Quando o despertador tocou pela segunda vez, o primeiro pensamento que veio em sua mente foi a bomba que o esperava no escritório. Decidiu continuar na cama mais cinco minutinhos. Lá fora estava frio e escuro. O edredom, quentinho e protegido. Era uma disputa desleal. Para piorar – como se fosse possível -, pingos de chuva batiam na janela. “Que bela segunda”, pensou. “Se nem o sol acordou ainda, tenho o direito de não levantar”. Era a essa desculpa que ele se agarrou quando virou de lado e dormiu novamente.

Os cinco minutinhos passaram, a soneca virou um sono inteiro e ele acordou depois de meia hora. Atrasado, se arrumou às pressas. Banho, roupa, dentes. Café da manhã? Nem pensar, não tinha tempo. Era dia de auditoria. Tinha que chegar mais cedo para apresentar os resultados semestrais para a diretoria. Não estava nem um pouco empolgado por isso.

A semana anterior foi a do excesso de horas extras, cansaço e preocupação. Passou o fim de semana fechando os relatórios que faltavam. Os números não eram bons, ele sabia. O que não sabia era como melhorá-los. Dormiu mais por exaustão do que por sono. Não teve tempo de encontrar os amigos, falar com a família ou passar um tempo com a namorada. Malditos números.

Agora estava atrasado e debaixo de chuva, esperando um ônibus que teimava em não passar. Cinco, dez, vinte minutos. A barra da calça molhada e encharcando sapatos e meias. O guarda-chuva mais molhava do que defendia da chuva. Nas costas, o peso de um possível corte de funcionários por causa dos maus resultados da equipe. Sentia que estava carregando o mundo.

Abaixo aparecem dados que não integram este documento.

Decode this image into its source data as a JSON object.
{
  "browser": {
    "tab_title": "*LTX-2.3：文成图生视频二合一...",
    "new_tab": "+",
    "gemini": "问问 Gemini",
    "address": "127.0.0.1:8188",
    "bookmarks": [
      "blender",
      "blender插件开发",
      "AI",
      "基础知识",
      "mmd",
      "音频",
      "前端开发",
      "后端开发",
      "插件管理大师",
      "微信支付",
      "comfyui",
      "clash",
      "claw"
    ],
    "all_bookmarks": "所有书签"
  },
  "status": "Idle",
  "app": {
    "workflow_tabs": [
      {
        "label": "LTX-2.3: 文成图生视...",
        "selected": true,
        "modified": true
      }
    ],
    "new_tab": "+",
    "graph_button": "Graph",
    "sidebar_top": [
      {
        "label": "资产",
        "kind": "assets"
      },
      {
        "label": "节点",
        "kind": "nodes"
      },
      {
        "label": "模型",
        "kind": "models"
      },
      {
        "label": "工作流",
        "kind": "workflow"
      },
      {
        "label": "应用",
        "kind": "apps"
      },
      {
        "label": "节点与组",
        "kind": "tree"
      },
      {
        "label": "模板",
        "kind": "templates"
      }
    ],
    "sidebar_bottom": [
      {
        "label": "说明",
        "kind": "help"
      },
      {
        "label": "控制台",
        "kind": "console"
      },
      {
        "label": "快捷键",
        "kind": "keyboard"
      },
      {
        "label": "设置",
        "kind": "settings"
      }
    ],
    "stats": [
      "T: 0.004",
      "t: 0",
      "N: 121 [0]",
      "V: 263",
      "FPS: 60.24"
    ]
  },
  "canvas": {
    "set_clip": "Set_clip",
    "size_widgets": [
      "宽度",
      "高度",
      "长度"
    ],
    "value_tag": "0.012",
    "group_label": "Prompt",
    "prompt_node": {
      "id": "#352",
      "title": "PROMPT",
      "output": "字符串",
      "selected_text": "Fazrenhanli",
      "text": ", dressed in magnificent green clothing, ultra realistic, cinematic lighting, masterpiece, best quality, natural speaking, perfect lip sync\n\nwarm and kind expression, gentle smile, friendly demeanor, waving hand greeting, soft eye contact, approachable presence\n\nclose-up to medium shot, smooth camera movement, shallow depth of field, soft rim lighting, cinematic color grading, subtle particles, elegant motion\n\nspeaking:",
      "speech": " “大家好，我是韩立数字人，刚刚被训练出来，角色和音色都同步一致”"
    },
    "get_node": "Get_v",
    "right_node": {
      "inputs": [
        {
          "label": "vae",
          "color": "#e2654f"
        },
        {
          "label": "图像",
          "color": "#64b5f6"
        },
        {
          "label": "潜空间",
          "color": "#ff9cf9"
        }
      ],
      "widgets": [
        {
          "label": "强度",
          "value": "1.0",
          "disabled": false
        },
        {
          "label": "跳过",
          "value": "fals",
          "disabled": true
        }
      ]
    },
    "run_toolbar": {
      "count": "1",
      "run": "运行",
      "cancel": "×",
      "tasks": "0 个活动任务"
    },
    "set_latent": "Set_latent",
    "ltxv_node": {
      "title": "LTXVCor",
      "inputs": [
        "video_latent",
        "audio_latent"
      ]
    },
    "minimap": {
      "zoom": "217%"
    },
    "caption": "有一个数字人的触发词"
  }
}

Era demais para uma manhã de segunda.

Quando chegou ao escritório, teve tempo apenas de pegar o pen drive e correr para a sala de reunião. Alguns coordenadores de outras áreas, poucos diretores. O resto estava atrasado. “Vão culpar a chuva”, pensou, “Peguei a mesma chuva que eles e nem atrasei tanto”. Mas abriu um sorriso e cumprimentou um por um. Apertos de mãos e afabilidades. Sua vontade era pegar cada uma das pilhas de papel que eles carregavam e rasgar em pedacinhos. Jogar tudo pro alto. Bater a porta atrás de si e abandonar aquele lugar que tanto lhe causava preocupações.

Não o fez. Se forçou a abrir um sorriso e continuar. Como fazia todos os dias.